The board of directors is a governing body of an organisation that oversees the company’s management and sets strategies for the business. In the case of public companies, board members are elected by shareholders. Typically, the board of directors come together at regularly scheduled meetings. And, for example, some of the topics on the board of directors’ agenda are mergers and dividends, hiring senior managers and setting their pay.
In principle, the board of directors can readily meet to devise a strategic plan and discuss the next steps if any urgent matters arise. But even though this may be the ideal situation, this is simply not realistic for all boards, particularly ones with many members scattered across the country, or world. Because of these logistical challenges, many boards of directors form an executive committee – a subset, or a subcommittee within the board of directors.

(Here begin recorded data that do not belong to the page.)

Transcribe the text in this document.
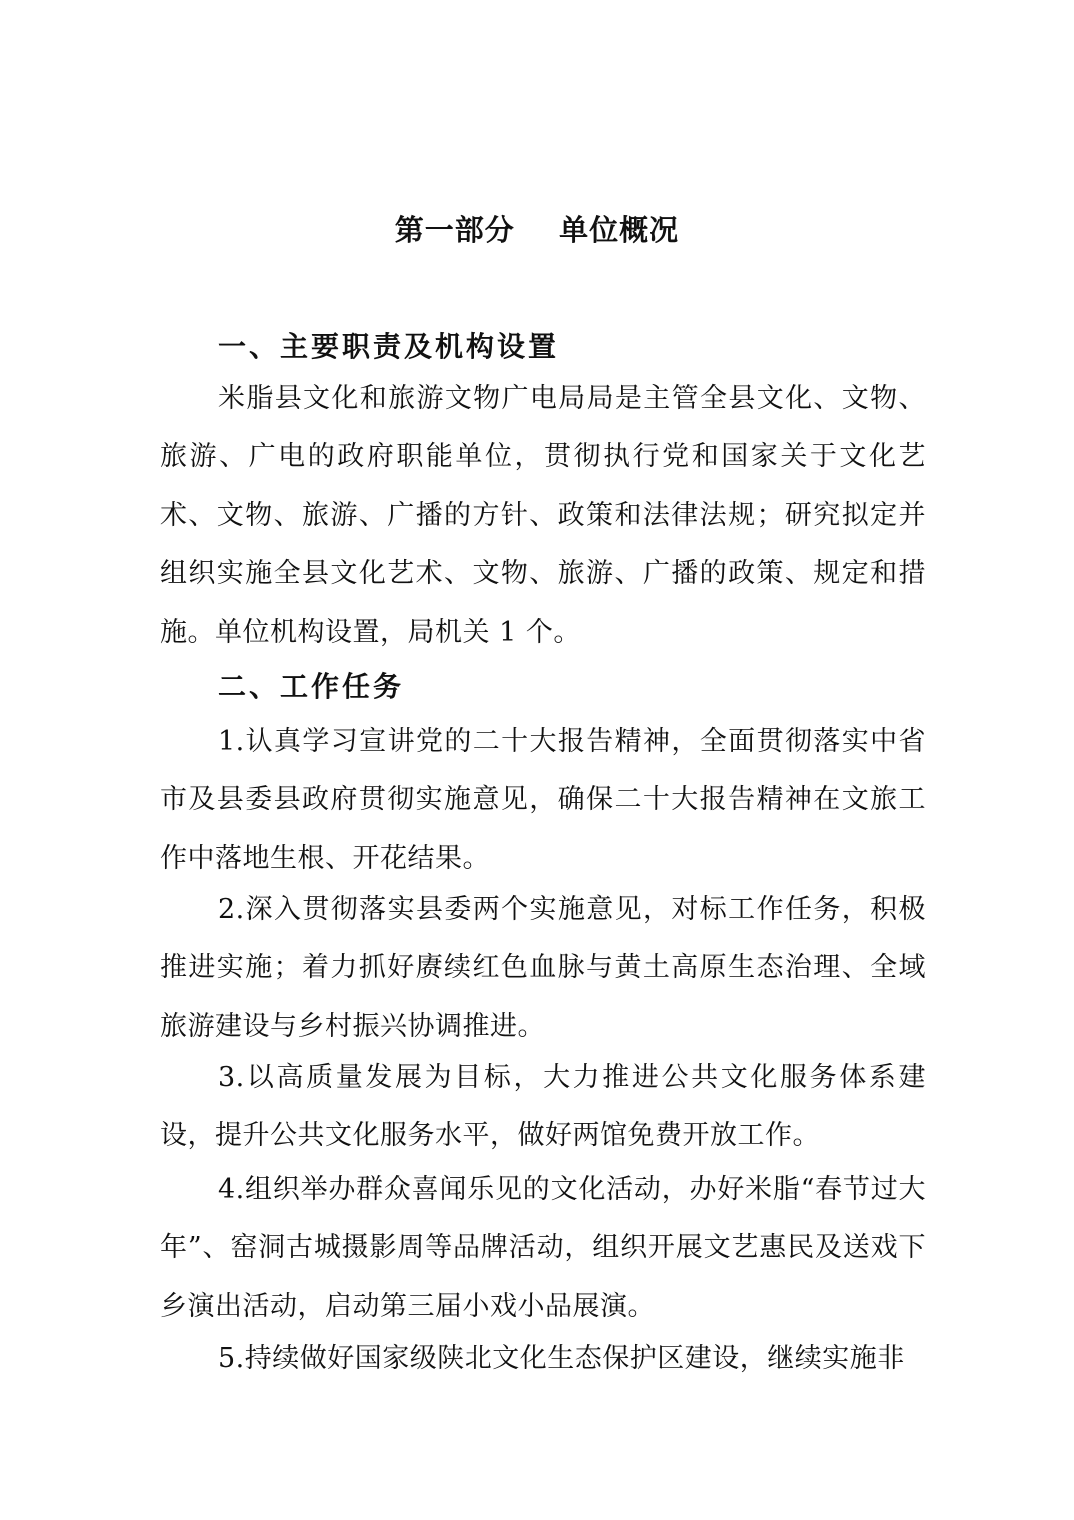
第一部分    单位概况
一、主要职责及机构设置

米脂县文化和旅游文物广电局局是主管全县文化、文物、旅游、广电的政府职能单位，贯彻执行党和国家关于文化艺术、文物、旅游、广播的方针、政策和法律法规；研究拟定并组织实施全县文化艺术、文物、旅游、广播的政策、规定和措施。单位机构设置，局机关 1 个。

二、工作任务

1.认真学习宣讲党的二十大报告精神，全面贯彻落实中省市及县委县政府贯彻实施意见，确保二十大报告精神在文旅工作中落地生根、开花结果。

2.深入贯彻落实县委两个实施意见，对标工作任务，积极推进实施；着力抓好赓续红色血脉与黄土高原生态治理、全域旅游建设与乡村振兴协调推进。

3.以高质量发展为目标，大力推进公共文化服务体系建设，提升公共文化服务水平，做好两馆免费开放工作。

4.组织举办群众喜闻乐见的文化活动，办好米脂“春节过大年”、窑洞古城摄影周等品牌活动，组织开展文艺惠民及送戏下乡演出活动，启动第三届小戏小品展演。

5.持续做好国家级陕北文化生态保护区建设，继续实施非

The Business Dictionary defines the executive committee as a “group of directors appointed to act on behalf of, and within the powers granted to them by, the board of directors. Typically, it consists of a chairperson, vice-chairperson, secretary, and treasurer.” The executive committee generally consists of senior-level executives and board officers, but the organisation's bylaws delineate exactly who serves on the executive committee.
The executive committee is a smaller group of individuals chosen by their peers to address urgent issues. This group of leaders often meet with little notice to make decisions about urgent matters that could be consequential for the organisation. For example, there are certain repetitive and standard financial and legal matters that do not require full board meetings. So this is where an executive committee would come in and attend to these issues on behalf of the board. Another example is when the board needs a place to appraise controversial ideas. An executive committee would be beneficial to study important issues and then present the findings and insights to the full board.
The line between the board of directors and the executive committee can be a bit blurry, as the latter is a subcommittee of the former. Therefore, we have outlined seven key differences between boards and their executive committees to help differentiate the two groups for you.
One of the roles of the executive committee is to get together and make decisions quickly when urgent matters arise. However, that is not the executive committee’s only role. It also functions as a steering committee – a committee that provides support, guidance and oversight of progress from a management level. The executive committee also helps make high-level strategic decisions, such as serious high-level workplace issues, organisational oversight and board development.
While the board’s responsibilities revolve around overseeing management and setting and guiding strategy, the executive committee’s responsibilities typically include acting and making decisions on behalf of the board, researching emerging trends, technologies and markets, assessing the CEO’s performance, contributing to board development, managing workplace culture and changing management. These responsibilities are generally laid out in detail by the board.
The board will always be larger than the executive committee since the executive committee is a subset of the board. Generally, executive committees range between three to seven members. By design, the executive committee is small, which helps them arrive at decisions quickly. However, it’s important to bear in mind that a potential downfall could be that a small executive committee may lack the authority to make effective decisions.
As mentioned earlier, an executive committee typically consists of a chairperson, vice-chairperson, secretary and treasurer. If necessary, the board can also appoint any extra members to the executive committee. These members could be senior executives, such as managing directors, board members and sometimes the CEO.
5. Meeting frequency
While the board generally only meets two to four times a year, executive committees have a more regular board cycle. Typically, the executive committee meets at least quarterly, if not every two months or even every month. If there is an urgent matter that requires immediate attention, then executive committees may also have ad-hoc meetings.
6. CEO relationship
Oftentimes, the CEO also serves on the executive committee as a liaison between the CEO and the board. However, the committee usually takes the lead in CEO recruitment. They are also responsible for judging the CEO’s performance and reporting it to the board. Due to close relationships with the CEO, these evaluations need to be conducted with integrity and without bias for the benefit of the organisation.
Despite its role as an advisor to the board of directors, the executive committee is also accountable to the board. The committee should enhance and aid the board’s decision making, providing guidance whenever necessary. The committee’s decision also needs to be endorsed by the board in order to become binding on the organisation.